MANILA, Philippines — Malacañang on Thursday dismissed the comments of international watchdog Human Rights Watch as “unwarranted nuisance” for supposedly accusing the Philippines of violating its international obligations and for “threatening” to call for the country’s removal from the United Nations Human Rights Council.
Over the weekend, the New York-based group warned the Philippines that it is risking its membership of the UNHRC, not of the world organization itself, if it continues with its “murderous” drug war.
Responding to the “noise” coming from the HRW, presidential spokesperson Ernesto Abella, citing the resolution that established UNHRC, said that the Philippines can only be expelled from the UN’s right body by vote of two thirds of all members of the UN General Assembly present.
“The only basis for suspension of privileges of members of the UNHRC is for the concerned member to have committed ‘gross and systematic violations of human rights’ and such a decision is not of the UNHRC,” Abella said.
“The fact, however, remains that the UNHRC unanimously accepted and commended the Outcome Report on the Philippines’ Universal Periodic Review—a decision undermined by HRW,” he added.
According to John Fisher, the HRW’s advocacy director in Geneva, the Philippine membership in the council entailed the responsibility of upholding the highest standards of human rights and allowing itself to be subjected to the UN’s processes.
Despite these warnings, President Rodrigo Duterte seemed unfazed as he challenged international groups and some countries to move for the removal of the Philippines from the United Nations, saying that some nations won’t allow that to happen.
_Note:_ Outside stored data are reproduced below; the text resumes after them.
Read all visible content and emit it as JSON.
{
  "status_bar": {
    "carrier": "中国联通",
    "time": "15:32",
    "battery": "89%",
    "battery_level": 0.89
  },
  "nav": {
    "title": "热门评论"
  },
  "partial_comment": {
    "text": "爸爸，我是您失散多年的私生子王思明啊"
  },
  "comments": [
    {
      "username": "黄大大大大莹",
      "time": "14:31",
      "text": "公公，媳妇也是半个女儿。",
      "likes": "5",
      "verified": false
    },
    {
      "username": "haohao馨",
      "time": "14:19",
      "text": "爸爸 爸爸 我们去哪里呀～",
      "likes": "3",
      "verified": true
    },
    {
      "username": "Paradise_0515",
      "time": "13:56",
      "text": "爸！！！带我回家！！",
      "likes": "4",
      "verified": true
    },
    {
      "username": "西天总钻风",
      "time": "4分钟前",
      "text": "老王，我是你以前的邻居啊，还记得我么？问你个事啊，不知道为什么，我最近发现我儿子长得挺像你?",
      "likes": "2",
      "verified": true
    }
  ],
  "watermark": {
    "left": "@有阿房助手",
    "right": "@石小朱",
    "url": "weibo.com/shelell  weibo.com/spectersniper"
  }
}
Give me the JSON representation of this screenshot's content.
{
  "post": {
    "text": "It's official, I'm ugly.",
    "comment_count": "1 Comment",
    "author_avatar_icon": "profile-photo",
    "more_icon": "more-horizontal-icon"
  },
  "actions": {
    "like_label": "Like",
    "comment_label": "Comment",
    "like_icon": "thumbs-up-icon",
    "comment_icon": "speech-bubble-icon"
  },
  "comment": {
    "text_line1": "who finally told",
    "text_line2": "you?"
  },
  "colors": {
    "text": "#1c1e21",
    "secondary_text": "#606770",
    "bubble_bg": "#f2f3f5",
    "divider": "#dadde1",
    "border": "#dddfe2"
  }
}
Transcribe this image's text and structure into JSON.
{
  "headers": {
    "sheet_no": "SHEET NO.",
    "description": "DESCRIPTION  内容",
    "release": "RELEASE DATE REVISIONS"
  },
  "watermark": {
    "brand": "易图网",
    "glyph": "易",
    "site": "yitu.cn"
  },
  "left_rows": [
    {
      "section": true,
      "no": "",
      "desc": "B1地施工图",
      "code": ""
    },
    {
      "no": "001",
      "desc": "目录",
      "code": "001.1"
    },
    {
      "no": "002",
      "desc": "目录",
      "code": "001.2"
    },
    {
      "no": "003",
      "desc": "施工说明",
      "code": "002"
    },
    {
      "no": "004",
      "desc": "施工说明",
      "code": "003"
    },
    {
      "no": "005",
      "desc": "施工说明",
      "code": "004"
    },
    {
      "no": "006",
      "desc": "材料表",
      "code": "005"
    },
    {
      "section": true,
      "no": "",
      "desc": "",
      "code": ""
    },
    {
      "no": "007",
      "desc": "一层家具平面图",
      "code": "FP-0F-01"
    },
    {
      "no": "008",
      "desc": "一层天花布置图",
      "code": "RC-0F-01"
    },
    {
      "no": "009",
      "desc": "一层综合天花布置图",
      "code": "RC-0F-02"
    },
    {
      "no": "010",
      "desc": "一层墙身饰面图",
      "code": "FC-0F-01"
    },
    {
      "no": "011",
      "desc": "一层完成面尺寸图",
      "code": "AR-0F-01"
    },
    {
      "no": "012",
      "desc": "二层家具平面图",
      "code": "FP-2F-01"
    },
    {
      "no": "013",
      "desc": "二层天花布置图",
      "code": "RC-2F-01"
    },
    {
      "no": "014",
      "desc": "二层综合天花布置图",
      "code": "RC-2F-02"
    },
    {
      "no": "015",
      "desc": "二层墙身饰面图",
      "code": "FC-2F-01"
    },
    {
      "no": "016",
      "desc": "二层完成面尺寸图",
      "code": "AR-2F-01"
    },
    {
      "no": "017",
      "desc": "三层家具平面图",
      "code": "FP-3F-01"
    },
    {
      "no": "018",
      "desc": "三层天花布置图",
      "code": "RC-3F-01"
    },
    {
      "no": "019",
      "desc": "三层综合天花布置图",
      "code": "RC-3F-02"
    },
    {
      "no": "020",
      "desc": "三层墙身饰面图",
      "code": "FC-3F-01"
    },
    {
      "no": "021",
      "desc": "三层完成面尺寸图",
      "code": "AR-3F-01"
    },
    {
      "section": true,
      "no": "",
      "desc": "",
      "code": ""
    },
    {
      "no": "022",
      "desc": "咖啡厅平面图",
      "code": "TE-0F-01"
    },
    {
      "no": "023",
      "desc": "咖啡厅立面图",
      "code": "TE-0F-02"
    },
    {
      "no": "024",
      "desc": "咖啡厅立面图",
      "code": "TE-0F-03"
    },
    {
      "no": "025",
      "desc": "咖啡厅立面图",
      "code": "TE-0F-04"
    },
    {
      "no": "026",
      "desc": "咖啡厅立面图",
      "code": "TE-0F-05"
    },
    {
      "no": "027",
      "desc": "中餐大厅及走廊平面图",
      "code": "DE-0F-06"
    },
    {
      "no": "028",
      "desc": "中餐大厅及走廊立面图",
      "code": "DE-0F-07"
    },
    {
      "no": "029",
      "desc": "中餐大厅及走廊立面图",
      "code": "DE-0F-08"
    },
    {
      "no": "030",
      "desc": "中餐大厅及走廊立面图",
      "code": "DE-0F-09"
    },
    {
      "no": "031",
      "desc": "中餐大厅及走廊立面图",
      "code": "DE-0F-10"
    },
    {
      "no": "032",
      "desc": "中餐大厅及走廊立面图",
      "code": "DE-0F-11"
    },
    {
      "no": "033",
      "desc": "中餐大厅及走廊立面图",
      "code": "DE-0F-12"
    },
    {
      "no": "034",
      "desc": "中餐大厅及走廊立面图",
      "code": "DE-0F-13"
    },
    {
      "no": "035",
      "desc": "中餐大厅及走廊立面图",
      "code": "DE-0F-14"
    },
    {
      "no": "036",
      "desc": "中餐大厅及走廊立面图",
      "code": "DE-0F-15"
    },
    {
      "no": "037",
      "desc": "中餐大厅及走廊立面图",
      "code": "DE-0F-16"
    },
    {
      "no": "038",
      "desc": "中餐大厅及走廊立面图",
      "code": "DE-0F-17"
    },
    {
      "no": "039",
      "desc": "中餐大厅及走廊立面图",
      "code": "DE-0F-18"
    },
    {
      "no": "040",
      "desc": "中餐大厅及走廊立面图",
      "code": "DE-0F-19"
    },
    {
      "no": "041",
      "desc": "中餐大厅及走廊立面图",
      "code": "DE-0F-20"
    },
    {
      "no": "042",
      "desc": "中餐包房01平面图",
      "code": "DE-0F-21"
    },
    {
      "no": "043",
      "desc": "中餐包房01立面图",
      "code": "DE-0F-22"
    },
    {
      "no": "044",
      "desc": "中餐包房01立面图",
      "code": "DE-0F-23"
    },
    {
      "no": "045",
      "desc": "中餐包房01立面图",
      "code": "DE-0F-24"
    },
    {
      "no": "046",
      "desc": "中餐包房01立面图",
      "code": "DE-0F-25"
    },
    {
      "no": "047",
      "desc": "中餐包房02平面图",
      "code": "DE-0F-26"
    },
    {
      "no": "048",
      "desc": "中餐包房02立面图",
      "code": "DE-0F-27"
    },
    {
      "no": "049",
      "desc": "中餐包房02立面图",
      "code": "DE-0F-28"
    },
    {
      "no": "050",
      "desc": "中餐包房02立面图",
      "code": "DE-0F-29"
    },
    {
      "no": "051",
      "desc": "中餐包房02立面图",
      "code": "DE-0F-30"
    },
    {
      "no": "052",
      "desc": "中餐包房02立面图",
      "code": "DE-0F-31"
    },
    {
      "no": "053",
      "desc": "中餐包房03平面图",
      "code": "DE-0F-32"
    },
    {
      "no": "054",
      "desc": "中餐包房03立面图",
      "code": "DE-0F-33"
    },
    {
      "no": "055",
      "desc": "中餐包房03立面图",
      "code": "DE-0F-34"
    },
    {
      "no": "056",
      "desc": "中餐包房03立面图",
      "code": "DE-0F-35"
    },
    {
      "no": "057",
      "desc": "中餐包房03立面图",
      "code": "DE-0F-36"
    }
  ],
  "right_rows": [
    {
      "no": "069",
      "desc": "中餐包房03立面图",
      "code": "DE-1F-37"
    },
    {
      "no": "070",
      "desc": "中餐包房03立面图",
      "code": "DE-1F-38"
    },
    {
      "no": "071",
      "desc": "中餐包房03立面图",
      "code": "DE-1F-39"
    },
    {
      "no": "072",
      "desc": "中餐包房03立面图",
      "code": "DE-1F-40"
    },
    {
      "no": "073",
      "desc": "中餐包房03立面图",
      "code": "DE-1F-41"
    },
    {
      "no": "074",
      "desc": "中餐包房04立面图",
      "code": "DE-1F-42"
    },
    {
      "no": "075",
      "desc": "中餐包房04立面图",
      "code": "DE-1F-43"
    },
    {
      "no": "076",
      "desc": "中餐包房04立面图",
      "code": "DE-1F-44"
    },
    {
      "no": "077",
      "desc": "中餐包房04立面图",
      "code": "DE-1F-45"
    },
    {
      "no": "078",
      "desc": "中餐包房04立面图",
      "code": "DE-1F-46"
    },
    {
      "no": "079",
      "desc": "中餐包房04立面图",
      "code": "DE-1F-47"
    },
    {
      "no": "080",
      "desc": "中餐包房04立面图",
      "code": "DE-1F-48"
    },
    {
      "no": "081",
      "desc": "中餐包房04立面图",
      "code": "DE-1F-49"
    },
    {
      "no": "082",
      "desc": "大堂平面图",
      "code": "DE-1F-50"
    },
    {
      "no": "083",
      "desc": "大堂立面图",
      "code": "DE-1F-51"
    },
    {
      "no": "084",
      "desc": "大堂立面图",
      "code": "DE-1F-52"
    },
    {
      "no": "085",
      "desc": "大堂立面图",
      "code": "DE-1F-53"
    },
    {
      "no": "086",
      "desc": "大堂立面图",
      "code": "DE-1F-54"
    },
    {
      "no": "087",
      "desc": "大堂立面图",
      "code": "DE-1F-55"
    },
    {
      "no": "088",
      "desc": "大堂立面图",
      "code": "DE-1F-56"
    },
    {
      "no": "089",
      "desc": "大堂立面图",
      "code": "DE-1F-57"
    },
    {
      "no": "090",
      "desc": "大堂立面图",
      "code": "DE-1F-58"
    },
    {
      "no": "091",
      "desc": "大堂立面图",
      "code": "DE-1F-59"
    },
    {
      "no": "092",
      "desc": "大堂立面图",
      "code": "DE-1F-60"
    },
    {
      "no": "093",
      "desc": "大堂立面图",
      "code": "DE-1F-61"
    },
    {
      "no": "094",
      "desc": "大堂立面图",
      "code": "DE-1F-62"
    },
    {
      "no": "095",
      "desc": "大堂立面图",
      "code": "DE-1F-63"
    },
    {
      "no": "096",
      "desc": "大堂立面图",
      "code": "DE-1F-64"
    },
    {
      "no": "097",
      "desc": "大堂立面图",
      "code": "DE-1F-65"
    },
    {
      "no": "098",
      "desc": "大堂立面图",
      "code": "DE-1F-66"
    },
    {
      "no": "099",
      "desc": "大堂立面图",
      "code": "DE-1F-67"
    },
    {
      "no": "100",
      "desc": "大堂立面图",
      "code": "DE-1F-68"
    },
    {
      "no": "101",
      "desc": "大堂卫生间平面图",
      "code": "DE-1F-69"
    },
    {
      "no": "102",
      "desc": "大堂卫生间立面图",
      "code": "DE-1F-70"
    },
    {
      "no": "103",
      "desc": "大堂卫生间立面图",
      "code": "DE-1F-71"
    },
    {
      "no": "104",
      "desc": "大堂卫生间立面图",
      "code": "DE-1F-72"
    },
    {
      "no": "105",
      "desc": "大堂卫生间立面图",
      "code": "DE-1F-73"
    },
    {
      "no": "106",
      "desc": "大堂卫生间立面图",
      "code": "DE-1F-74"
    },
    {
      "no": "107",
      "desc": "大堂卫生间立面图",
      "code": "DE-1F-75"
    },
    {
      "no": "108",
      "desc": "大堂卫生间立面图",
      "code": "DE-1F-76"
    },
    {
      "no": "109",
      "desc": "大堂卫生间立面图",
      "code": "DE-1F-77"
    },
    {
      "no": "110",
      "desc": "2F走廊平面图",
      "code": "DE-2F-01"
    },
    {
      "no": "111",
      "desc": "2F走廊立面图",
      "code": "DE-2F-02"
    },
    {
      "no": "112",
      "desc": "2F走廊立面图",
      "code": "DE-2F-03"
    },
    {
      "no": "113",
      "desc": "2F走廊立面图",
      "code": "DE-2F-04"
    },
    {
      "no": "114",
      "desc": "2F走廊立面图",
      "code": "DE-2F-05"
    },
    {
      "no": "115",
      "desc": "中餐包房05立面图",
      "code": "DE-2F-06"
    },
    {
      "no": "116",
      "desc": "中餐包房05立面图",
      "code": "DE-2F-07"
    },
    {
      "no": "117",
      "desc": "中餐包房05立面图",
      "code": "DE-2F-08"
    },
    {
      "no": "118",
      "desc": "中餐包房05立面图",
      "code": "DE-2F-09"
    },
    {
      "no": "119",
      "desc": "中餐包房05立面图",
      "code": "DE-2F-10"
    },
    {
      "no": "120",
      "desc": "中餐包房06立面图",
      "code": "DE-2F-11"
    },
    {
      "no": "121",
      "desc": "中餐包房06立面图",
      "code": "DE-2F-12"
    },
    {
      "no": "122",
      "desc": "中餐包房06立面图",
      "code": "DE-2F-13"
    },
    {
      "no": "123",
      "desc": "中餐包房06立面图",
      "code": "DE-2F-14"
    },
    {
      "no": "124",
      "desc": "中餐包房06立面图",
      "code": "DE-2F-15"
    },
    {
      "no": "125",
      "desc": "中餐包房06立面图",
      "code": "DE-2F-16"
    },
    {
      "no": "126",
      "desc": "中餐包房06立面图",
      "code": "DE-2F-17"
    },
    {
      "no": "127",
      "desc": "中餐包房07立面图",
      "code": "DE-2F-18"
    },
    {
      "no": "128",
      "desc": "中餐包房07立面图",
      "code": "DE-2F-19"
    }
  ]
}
“You want to expel us? You try. Your $1,000 will earn P1 million if you can expel us from the UN. Bakit papayag kaya ang Russia pati ang China? Ulol pala kayo (You are fools). You think China and the rest of the countries of ASEAN will agree to that?” Duterte said in a profanity-laced speech on Thursday.
“Is it your decision? You think you can do it? You have to pass for the Security Council. If one of the members would say, ‘Let us talk about this.’ Do you think Russia and China will allow it?” the president added.
Article 6 of the Second Chapter of the UN Charter says that a member of the UN can be removed if it has “persistently violated the principles” of the founding document. It adds that the state or country can be “expelled from the Organization by the General Assembly upon the recommendation of the Security Council.”
Being two of the five permanent members of the body’s security council, Russia and China can veto resolutions, which means that they can prevent the adoption of any substantive resolution.
Duterte’s war on drugs has been heavily criticized by domestic and international organizations.
According to the latest police statistics, there have been 6,225 drug-related deaths since July 2016.
The police said 3,850 have “died in police operations,” suggesting these are drug suspects who engaged arresting officers in shootouts.
However, human rights groups estimate a higher death toll, with some approximations going as high as 13,000 individuals killed in the course of the administration’s anti-narcotics campaign.